Creating a code-signing certificate

The system signs code objects using a code-signing certificate that is password protected. This procedure explains how to generate a code-signing certificate using Workbench. You may use a third-party tool to generate a code-signing certificate followed by importing it into your Workbench User Key Store. Such an imported certificate must have a code-signing set as its extended key usage. This is a standard certificate extension.

You are working in Workbench running on a Supervisor or engineering PC.
  1. Click Tools > Certificate Management.
    The Certificate Management view opens.
  2. Click the New button at the bottom of the view.
    The Generate Self Signed Certificate window opens.

  3. Fill in the properties.
    In addition to the required properties, define your Locality (L) (city) and State/Province (ST). Without these properties the system reports an error message.

    Country Code is a two-character ISO code (refer to the ISO CODE column at countrycode.org).

    Choose Code Signing for Certificate Usage.

    The OK button activates when all required information is provided.

  4. To create the certificate, click OK.
    The Private Key Password window opens.

  5. Enter a strong password and click OK.
    Your password must be at least 10 characters long.
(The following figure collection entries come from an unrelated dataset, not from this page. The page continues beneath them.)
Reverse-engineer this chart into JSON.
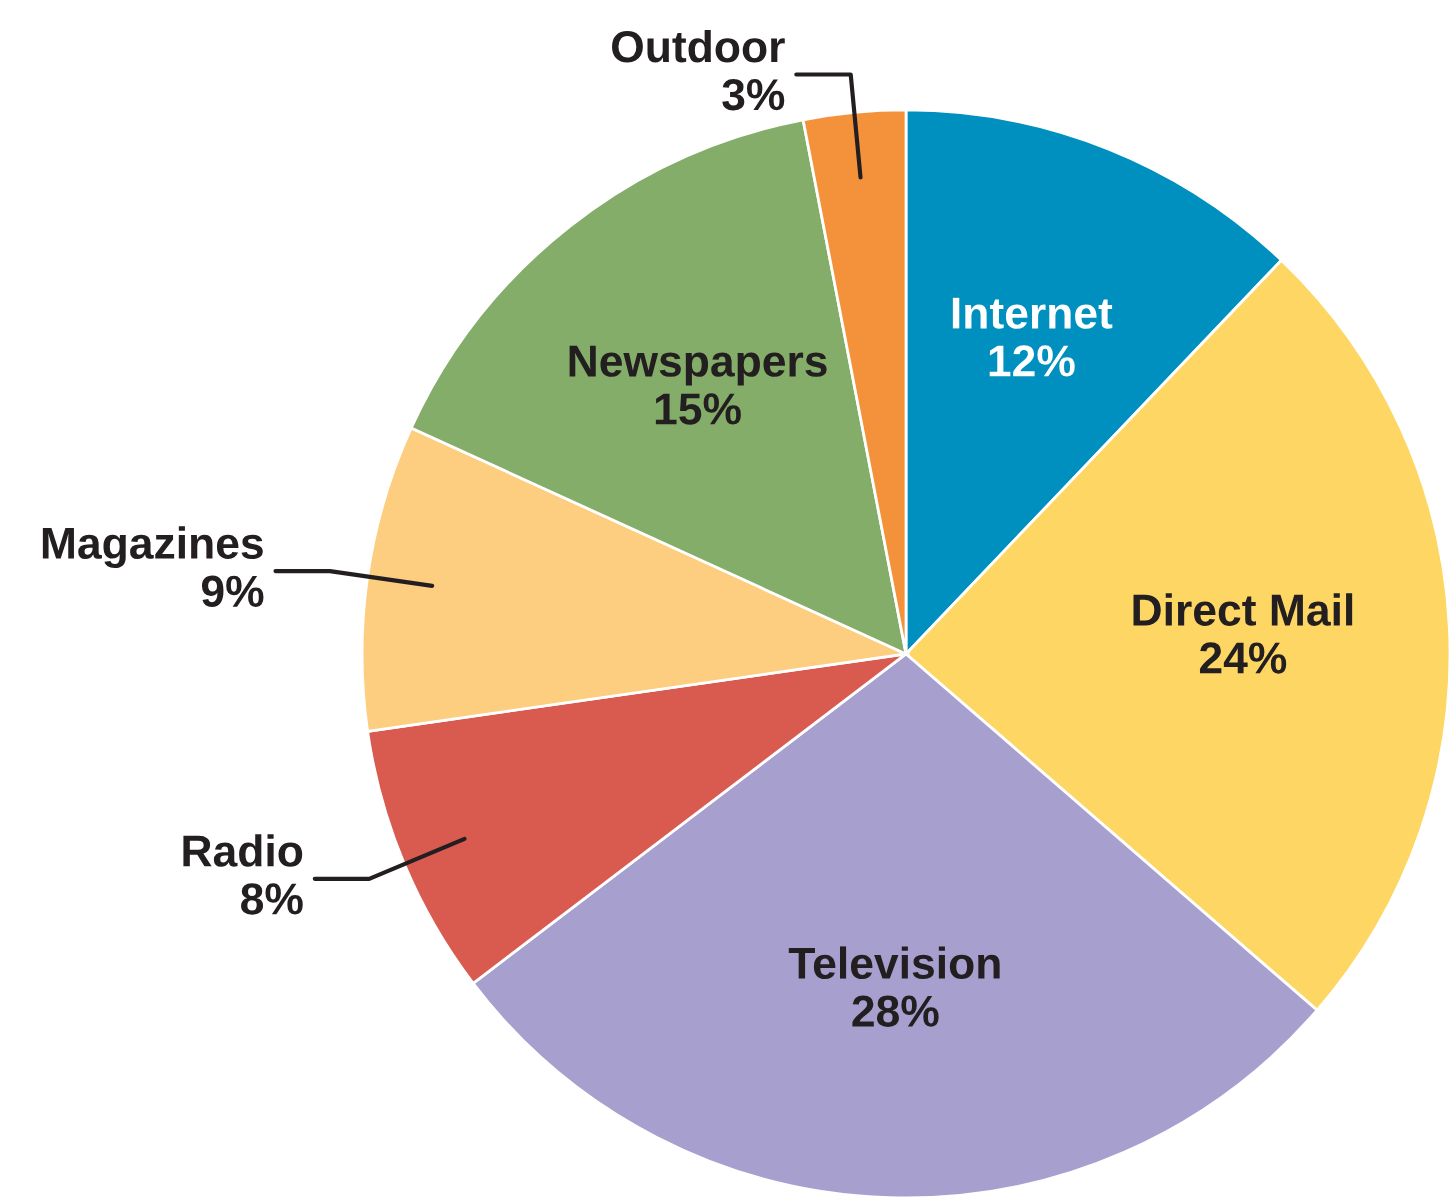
{
  "chart_data": {
    "type": "pie",
    "categories": [
      "Internet",
      "Direct Mail",
      "Television",
      "Radio",
      "Magazines",
      "Newspapers",
      "Outdoor"
    ],
    "values": [
      12,
      24,
      28,
      8,
      9,
      15,
      3
    ],
    "value_labels": [
      "12%",
      "24%",
      "28%",
      "8%",
      "9%",
      "15%",
      "3%"
    ],
    "colors": [
      "#0090bf",
      "#fdd663",
      "#a7a0cf",
      "#d95b50",
      "#fdcd80",
      "#85ad6a",
      "#f4923c"
    ]
  }
}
At least one character must be a digit; one must be lower case; and one must be upper case.
    The system submits the certificate for processing in the background.
  6. When the certificate has been created, click OK.
    This self-signed certificate appears as a row in the User Key Store tab, identified by a yellow shield icon ().
Protect this certificate and password! If someone steals your certificate and knows your password, they could damage your operation by using your certificate to sign their own malicious code.